The brokerage firm downgraded Tata Steel, JSPL, JSW Steel, and SAIL to “reduce”. It also downgraded SMEL and Jindal Stainless to “hold” from “buy”.
According to the Indian Steel Association (ISA), the imposition of export duty on steel would send a negative signal to investors and adversely impact the sector’s capacity utilization.
“In a bid to curb inflation the Ministry of Finance announced export duties on most steel products, along with an excise duty cut for petrol and diesel. This is likely to divert more supply toward the domestic market. With prices now being guided by the export parity philosophy (instead of import parity) it could lead to a sharp correction in steel prices in India,” said a report by CLSA.

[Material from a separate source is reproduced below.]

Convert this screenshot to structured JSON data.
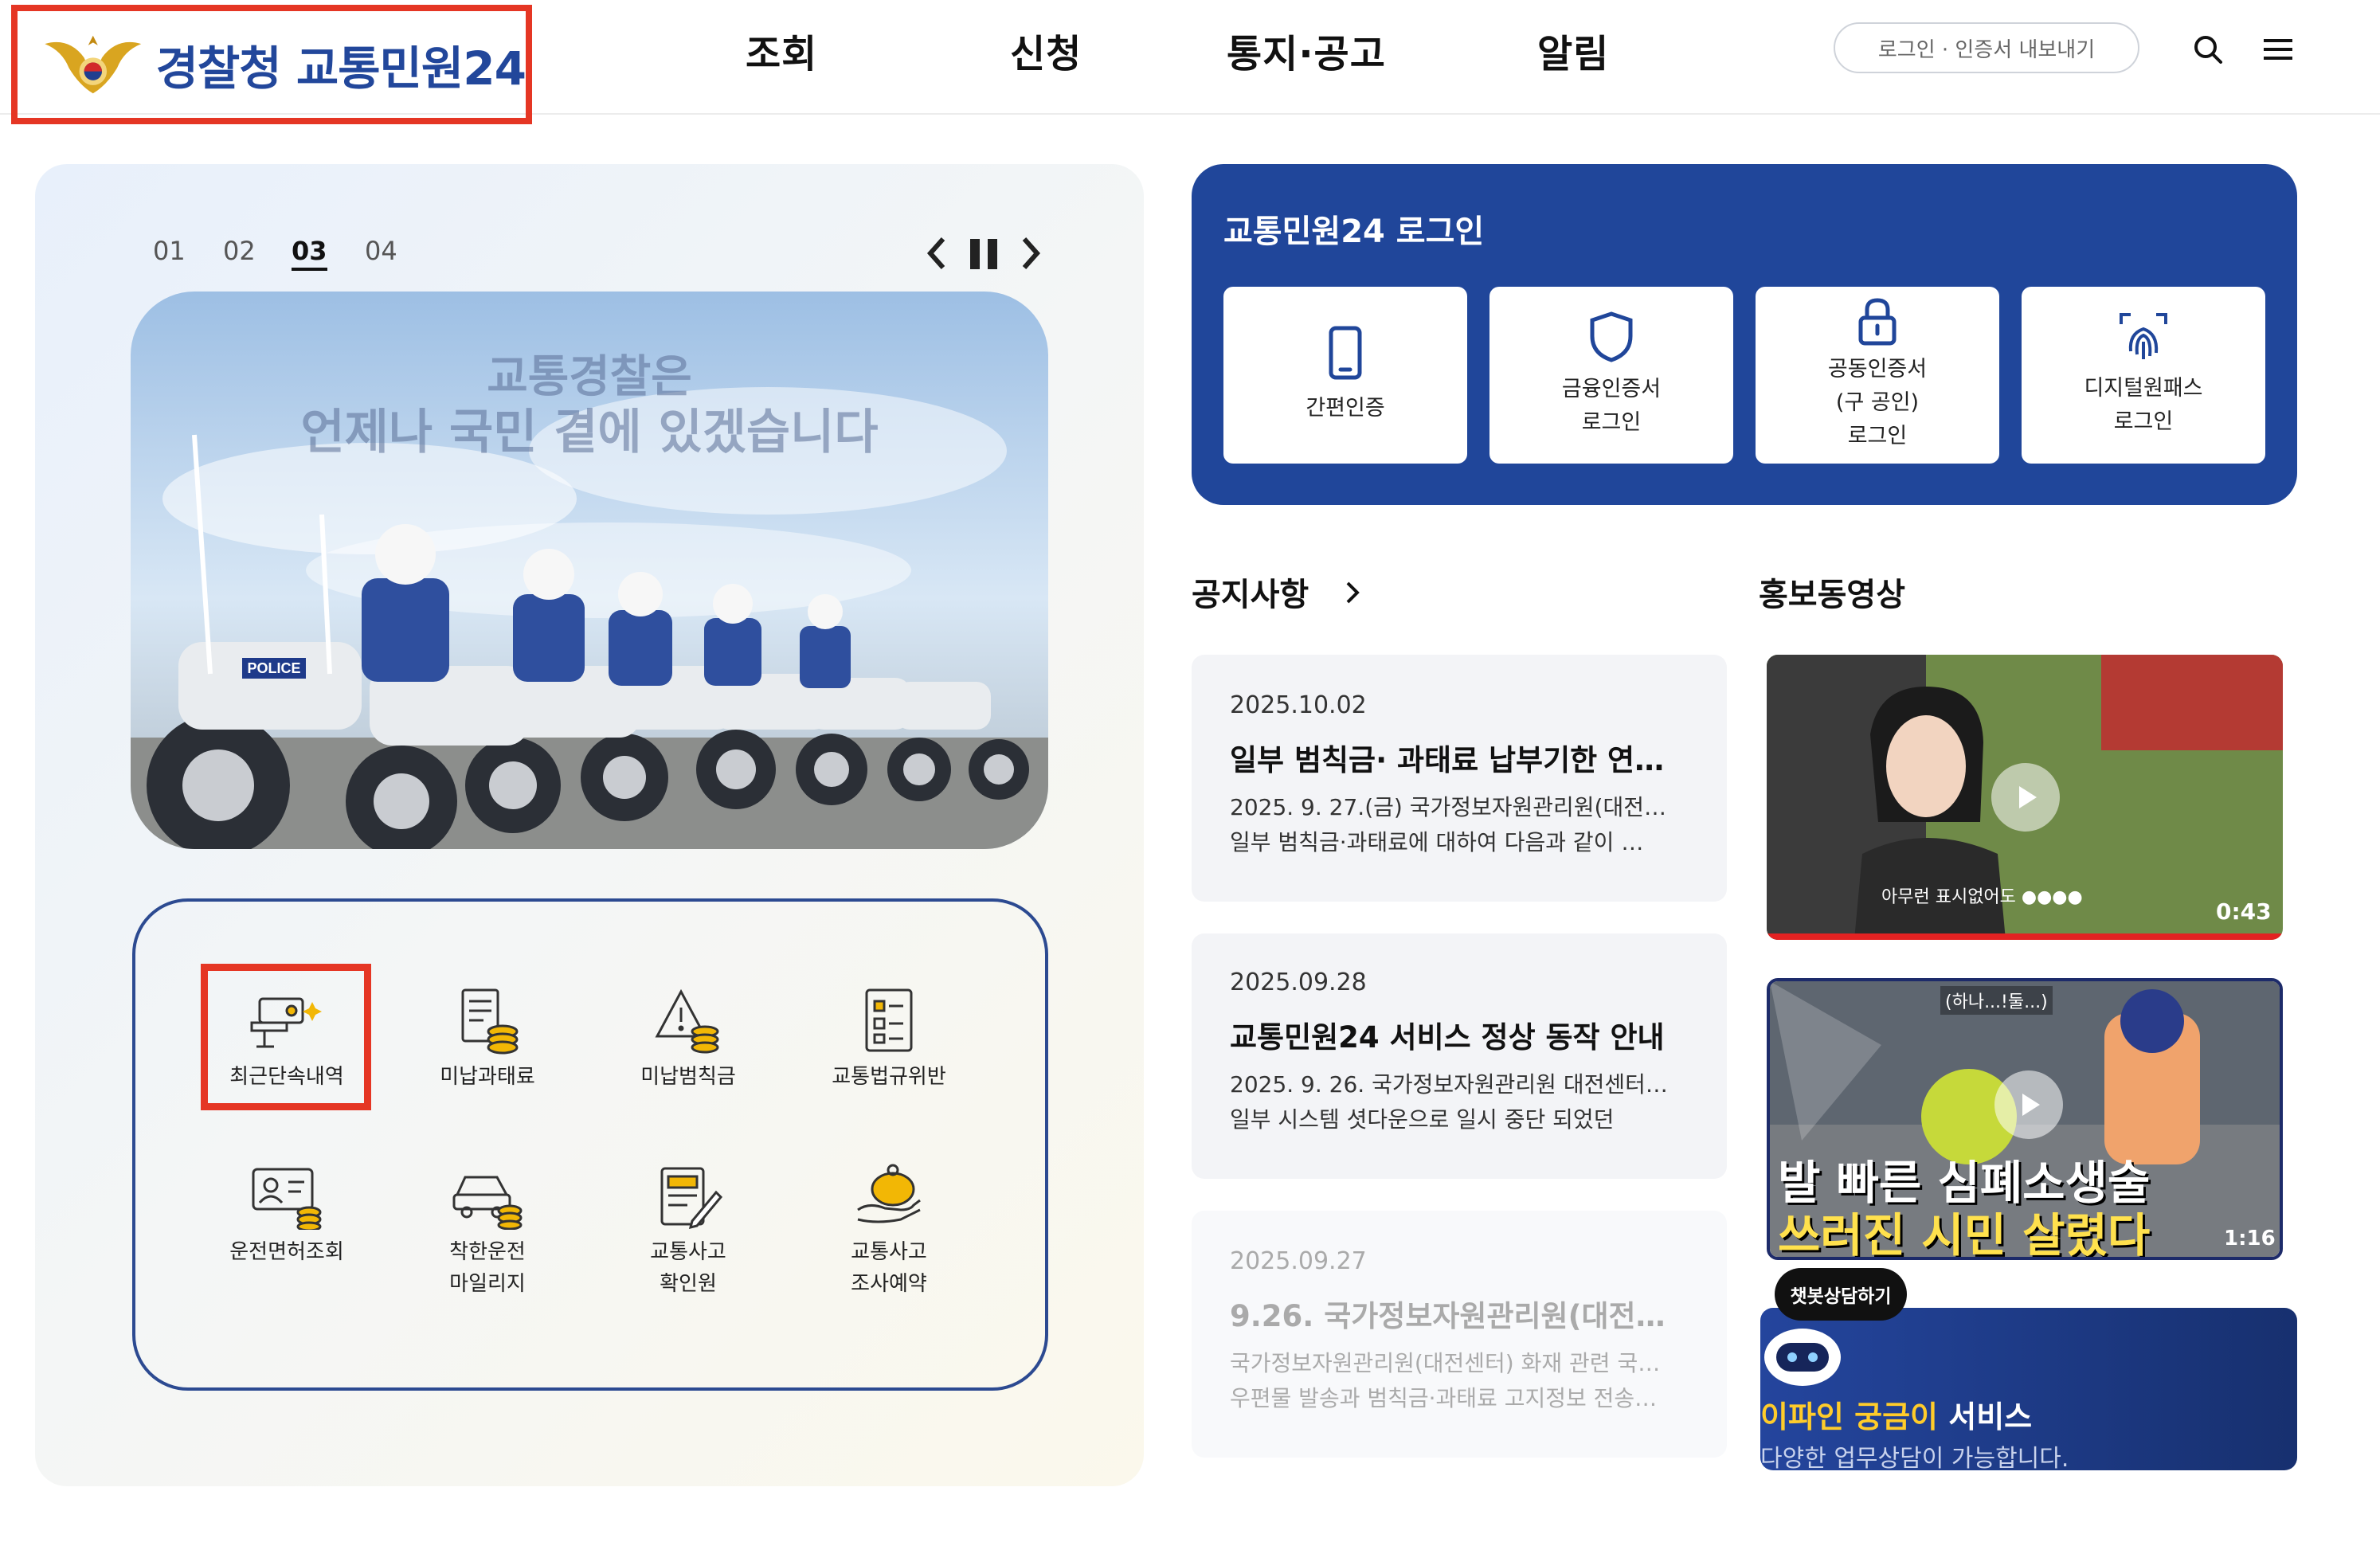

It downgraded Tata Steel from ‘Buy’ to ‘Underperform’; JSW from ‘Underperform’ to ‘Sell’, and JSPL from ‘Buy’ to ‘Overperfrom’.
Industry body Federation of Indian Chambers of Commerce & Industry (FICCI) has sought a three-month period from the government to clear orders amounting to over 2 million tonnes of steel.
FICCI Steel committee co-chairperson VR Sharma, who is also the MD of JSPL, said that the ongoing Russia-Ukraine war has allowed Indian steel companies to fill in the demand for steel in Europe, the second largest importer in the world.